My Thoughts on the AI Revolution

Is AI going to replace engineers? A post about AI, written with the aid of AI.

I've been thinking about AI a lot lately. Some recent AI tools are so amazing that I can't help but wonder if they are going to replace me as an engineer.

As I'm writing this post, Copilot is suggesting sentence completions to me, and it's not doing a great job, so I feel a bit relieved. But what if it gets better? Or what if it's already so good, that it purposely suggests bad completions to me, just to make me feel better?

As far as I can tell, product managers are by far the most excited about AI. I think that they see it as a way to access the engineering world, without having to learn how to code. A way to build products without having to rely on engineers. At the same time, some engineers are less excited about AI because they see it as a threat to their jobs.

A good friend of mine (who is a PM, of course) has been showing me the newest AI tools he has been using, and he got me intrigued. So I decided to give tools like Claude.ai, Base44, and Lovable a try. And although it was fun, I didn't find them to be that useful for anything beyond an MVP,

Then I played around with Copilot in VS Code, and I was blown away. With Copilot Edits, I can verbally explain what I want to do, and Copilot creates new files, modifies existing files, and explains all the changes it made. I asked it to convert a small project of mine from Vite to Next.js, and it did a great job. All I had to do was run npm install and npm run dev, and it worked. This is exactly the sort of thing that I wouldn't want to do manually!

Will AI replace engineers?

Here's my prediction: I don't think that AI is going to replace engineers, lawyers, or doctors. Just like the electric drill didn't replace the carpenter.

I believe that AI is going to do for the software industry what higher level programming languages did to assembly-dominated software industry back then. It's another step away from machine language, and toward natural language human-machine communication, which is similar to what higher level programming languages did.
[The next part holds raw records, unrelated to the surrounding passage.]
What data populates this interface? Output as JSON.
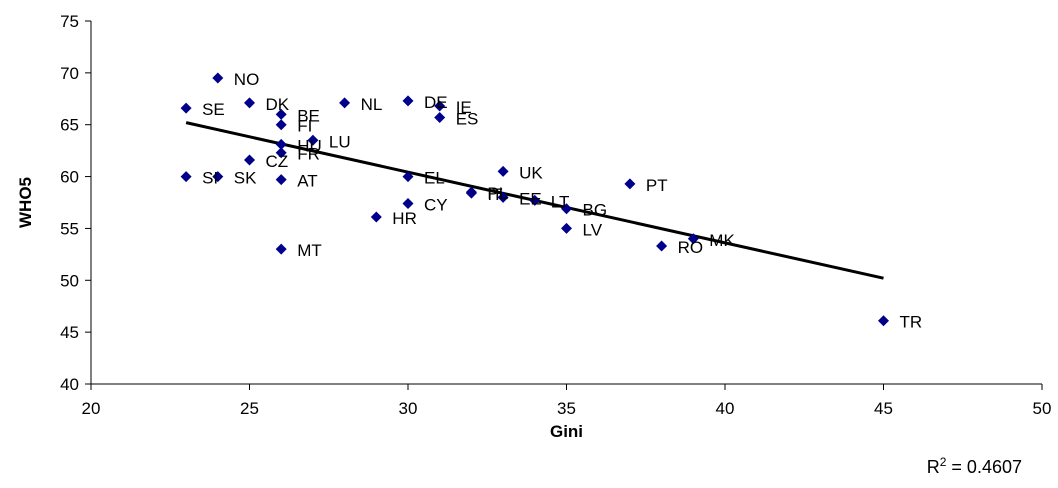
{
  "chart_data": {
    "type": "scatter",
    "xlabel": "Gini",
    "ylabel": "WHO5",
    "xlim": [
      20,
      50
    ],
    "ylim": [
      40,
      75
    ],
    "xticks": [
      20,
      25,
      30,
      35,
      40,
      45,
      50
    ],
    "yticks": [
      40,
      45,
      50,
      55,
      60,
      65,
      70,
      75
    ],
    "grid": false,
    "marker_color": "#00008B",
    "points": [
      {
        "label": "NO",
        "x": 24,
        "y": 69.5
      },
      {
        "label": "SE",
        "x": 23,
        "y": 66.6
      },
      {
        "label": "DK",
        "x": 25,
        "y": 67.1
      },
      {
        "label": "BE",
        "x": 26,
        "y": 66.0
      },
      {
        "label": "FI",
        "x": 26,
        "y": 65.0
      },
      {
        "label": "HU",
        "x": 26,
        "y": 63.1
      },
      {
        "label": "FR",
        "x": 26,
        "y": 62.3
      },
      {
        "label": "LU",
        "x": 27,
        "y": 63.5
      },
      {
        "label": "NL",
        "x": 28,
        "y": 67.1
      },
      {
        "label": "DE",
        "x": 30,
        "y": 67.3
      },
      {
        "label": "IE",
        "x": 31,
        "y": 66.8
      },
      {
        "label": "ES",
        "x": 31,
        "y": 65.7
      },
      {
        "label": "CZ",
        "x": 25,
        "y": 61.6
      },
      {
        "label": "SI",
        "x": 23,
        "y": 60.0
      },
      {
        "label": "SK",
        "x": 24,
        "y": 60.0
      },
      {
        "label": "AT",
        "x": 26,
        "y": 59.7
      },
      {
        "label": "EL",
        "x": 30,
        "y": 60.0
      },
      {
        "label": "UK",
        "x": 33,
        "y": 60.5
      },
      {
        "label": "PL",
        "x": 32,
        "y": 58.5
      },
      {
        "label": "IT",
        "x": 32,
        "y": 58.4
      },
      {
        "label": "EE",
        "x": 33,
        "y": 58.0
      },
      {
        "label": "LT",
        "x": 34,
        "y": 57.7
      },
      {
        "label": "BG",
        "x": 35,
        "y": 56.9
      },
      {
        "label": "PT",
        "x": 37,
        "y": 59.3
      },
      {
        "label": "CY",
        "x": 30,
        "y": 57.4
      },
      {
        "label": "HR",
        "x": 29,
        "y": 56.1
      },
      {
        "label": "LV",
        "x": 35,
        "y": 55.0
      },
      {
        "label": "MT",
        "x": 26,
        "y": 53.0
      },
      {
        "label": "RO",
        "x": 38,
        "y": 53.3
      },
      {
        "label": "MK",
        "x": 39,
        "y": 54.0
      },
      {
        "label": "TR",
        "x": 45,
        "y": 46.1
      }
    ],
    "trendline": {
      "type": "linear",
      "x": [
        23,
        45
      ],
      "y": [
        65.2,
        50.2
      ]
    },
    "r_squared_label": "= 0.4607",
    "r_squared_prefix": "R",
    "r_squared_sup": "2"
  }
}
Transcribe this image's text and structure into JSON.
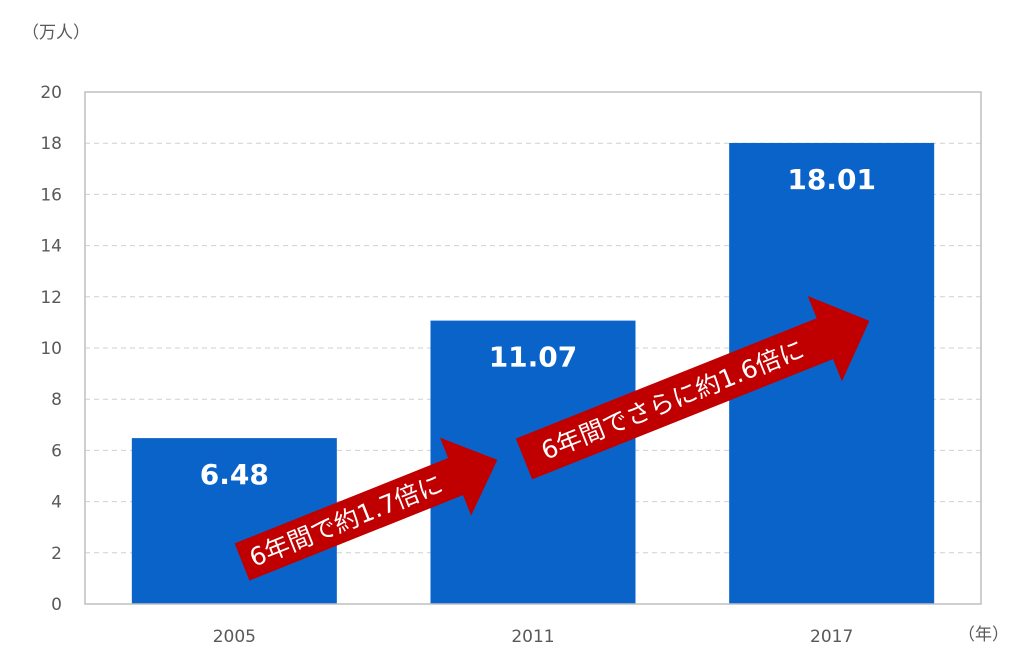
{
  "chart_data": {
    "type": "bar",
    "categories": [
      "2005",
      "2011",
      "2017"
    ],
    "values": [
      6.48,
      11.07,
      18.01
    ],
    "data_labels": [
      "6.48",
      "11.07",
      "18.01"
    ],
    "ylim": [
      0,
      20
    ],
    "yticks": [
      0,
      2,
      4,
      6,
      8,
      10,
      12,
      14,
      16,
      18,
      20
    ],
    "y_unit_label": "（万人）",
    "x_unit_label": "（年）",
    "grid": true,
    "bar_color": "#0a63c9",
    "annotations": [
      {
        "text": "6年間で約1.7倍に",
        "color": "#c00000"
      },
      {
        "text": "6年間でさらに約1.6倍に",
        "color": "#c00000"
      }
    ]
  }
}
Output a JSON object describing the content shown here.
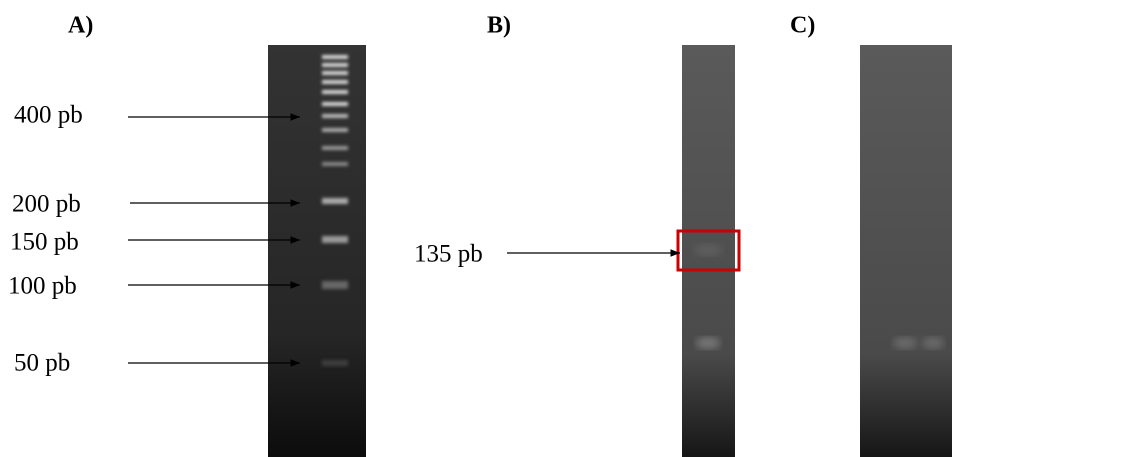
{
  "panels": [
    {
      "label": "A)",
      "markers": [
        "400 pb",
        "200 pb",
        "150 pb",
        "100 pb",
        "50 pb"
      ]
    },
    {
      "label": "B)",
      "markers": [
        "135 pb"
      ]
    },
    {
      "label": "C)"
    }
  ]
}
To take my carpentry analogy a bit further, just like a carpenter sometimes needs to do delicate things with hand tools instead of power tools, engineers will still need to dive into the code and do things manually. By the same token, just like power tools made carpenters more productive, AI will make engineers more productive. We will be able to focus on the high level stuff, and let AI do the low level stuff. This will allow us to build more complex systems, and to build them faster.

Asking the right questions

I'll conclude with an example from an issue I had with Copilot. I have a Next.js app, and I wanted to detect broken links by adding logs to my 404 page, with the referrer URL and the user agent. I asked Copilot to do it for me, but no matter what I tried, it kept suggesting code that didn't work.

I finally gave up and began my own research online. I found that 404 pages in Next.js are not server-side rendered, so you can't access the request object. The solution was to use document.referrer and navigator.userAgent after the page has loaded.

Copilot didn't suggest that to me because I didn't ask the right question. I was asking it to do something that was impossible.

AIs will always need to be guided by skilled humans, whether at the training stage or at the usage stage. I assume that certain low-skill jobs will be replaced by AI, but on the other hand new jobs will be created, and we're already seeing that with the raising demand for AI engineers.

I embrace this amazing new technology, and I can't wait to see what the future holds.